Spaces Between Us has a lot to offer within the very specific conversation Morgensen is having, but the book was perhaps overly academic to start and also a little narrow in subject for my particular interests. The author focuses on a couple of very specific incidents (a zine, a small movement, a social event), and doesn't set them within the context of the broader concepts (heteronormativity in settler society) that he discusses in the introduction. At least not in a way that seemed broadly helpful. If one is interested in specific examples of appropriation of Native culture by specifically white gay settler men, readers will find this book quite interesting in that regard.

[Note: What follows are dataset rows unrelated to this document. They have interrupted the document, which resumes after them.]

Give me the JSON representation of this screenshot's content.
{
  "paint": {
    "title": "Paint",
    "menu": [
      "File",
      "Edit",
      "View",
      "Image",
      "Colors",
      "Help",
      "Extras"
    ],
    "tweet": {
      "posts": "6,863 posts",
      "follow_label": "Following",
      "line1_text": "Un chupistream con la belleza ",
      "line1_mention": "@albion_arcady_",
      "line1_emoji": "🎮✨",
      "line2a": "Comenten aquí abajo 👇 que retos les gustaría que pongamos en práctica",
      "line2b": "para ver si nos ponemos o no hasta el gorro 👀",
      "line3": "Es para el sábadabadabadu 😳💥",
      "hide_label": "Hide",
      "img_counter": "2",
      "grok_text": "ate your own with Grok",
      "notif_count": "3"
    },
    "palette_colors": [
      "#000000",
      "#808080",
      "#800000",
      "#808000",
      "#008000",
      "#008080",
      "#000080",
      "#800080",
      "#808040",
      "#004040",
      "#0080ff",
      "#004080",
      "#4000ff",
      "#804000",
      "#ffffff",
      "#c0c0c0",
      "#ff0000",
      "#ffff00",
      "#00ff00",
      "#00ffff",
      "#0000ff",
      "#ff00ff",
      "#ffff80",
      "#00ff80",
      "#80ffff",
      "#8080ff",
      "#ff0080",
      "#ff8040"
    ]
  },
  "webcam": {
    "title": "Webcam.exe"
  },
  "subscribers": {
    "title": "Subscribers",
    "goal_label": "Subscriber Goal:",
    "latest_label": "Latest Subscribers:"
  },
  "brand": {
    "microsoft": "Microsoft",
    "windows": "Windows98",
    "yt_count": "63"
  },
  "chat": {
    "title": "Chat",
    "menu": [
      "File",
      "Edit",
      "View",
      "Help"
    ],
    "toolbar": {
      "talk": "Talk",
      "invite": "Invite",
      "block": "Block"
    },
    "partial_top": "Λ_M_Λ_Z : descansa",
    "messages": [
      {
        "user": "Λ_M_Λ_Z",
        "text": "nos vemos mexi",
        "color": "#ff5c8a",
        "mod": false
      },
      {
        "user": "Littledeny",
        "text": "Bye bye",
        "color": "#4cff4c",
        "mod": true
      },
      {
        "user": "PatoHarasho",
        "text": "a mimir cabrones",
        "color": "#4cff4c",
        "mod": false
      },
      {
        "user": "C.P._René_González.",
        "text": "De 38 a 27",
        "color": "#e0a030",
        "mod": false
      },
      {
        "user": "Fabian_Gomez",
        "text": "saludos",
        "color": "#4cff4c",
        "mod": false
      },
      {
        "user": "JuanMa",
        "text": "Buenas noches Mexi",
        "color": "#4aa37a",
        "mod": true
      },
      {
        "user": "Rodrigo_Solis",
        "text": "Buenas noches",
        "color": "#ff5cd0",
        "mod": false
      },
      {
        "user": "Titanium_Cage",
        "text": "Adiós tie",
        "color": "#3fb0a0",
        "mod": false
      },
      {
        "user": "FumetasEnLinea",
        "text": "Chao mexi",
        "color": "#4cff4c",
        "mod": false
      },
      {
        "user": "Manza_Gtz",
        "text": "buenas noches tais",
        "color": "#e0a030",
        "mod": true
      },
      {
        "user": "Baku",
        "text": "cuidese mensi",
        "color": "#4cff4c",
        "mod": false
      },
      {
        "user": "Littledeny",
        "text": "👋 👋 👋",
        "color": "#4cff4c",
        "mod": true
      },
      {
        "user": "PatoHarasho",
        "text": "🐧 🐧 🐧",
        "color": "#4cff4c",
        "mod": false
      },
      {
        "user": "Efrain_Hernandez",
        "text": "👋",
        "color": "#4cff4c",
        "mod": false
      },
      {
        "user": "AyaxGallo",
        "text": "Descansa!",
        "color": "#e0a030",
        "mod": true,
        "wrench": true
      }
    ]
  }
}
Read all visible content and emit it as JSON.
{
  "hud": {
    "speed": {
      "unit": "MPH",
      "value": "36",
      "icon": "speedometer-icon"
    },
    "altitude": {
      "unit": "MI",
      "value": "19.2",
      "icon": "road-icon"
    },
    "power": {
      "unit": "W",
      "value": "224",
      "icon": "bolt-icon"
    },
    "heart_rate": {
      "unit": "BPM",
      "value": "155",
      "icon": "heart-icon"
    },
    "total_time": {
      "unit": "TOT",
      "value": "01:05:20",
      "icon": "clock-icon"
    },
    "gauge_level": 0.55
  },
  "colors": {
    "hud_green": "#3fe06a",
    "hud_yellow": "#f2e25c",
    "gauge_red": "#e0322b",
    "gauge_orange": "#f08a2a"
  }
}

A really good book--deeply, deeply thought-provoking, once you get used to the dense language. Would have rated it higher but I think I need to revisit it and not read it over the course of an entire semester. The beginning chapters especially are important, and I would have loved them to be a touch more accessible so I felt comfortable using them in an undergraduate class, but I'm not sure I can do that. We'll see, as I will be revisiting them for sure. But really, really important work here, and I hope it opens up space for more queer settlers like myself to deeply consider how our sexualities and gender identities are tied up in settler colonialism.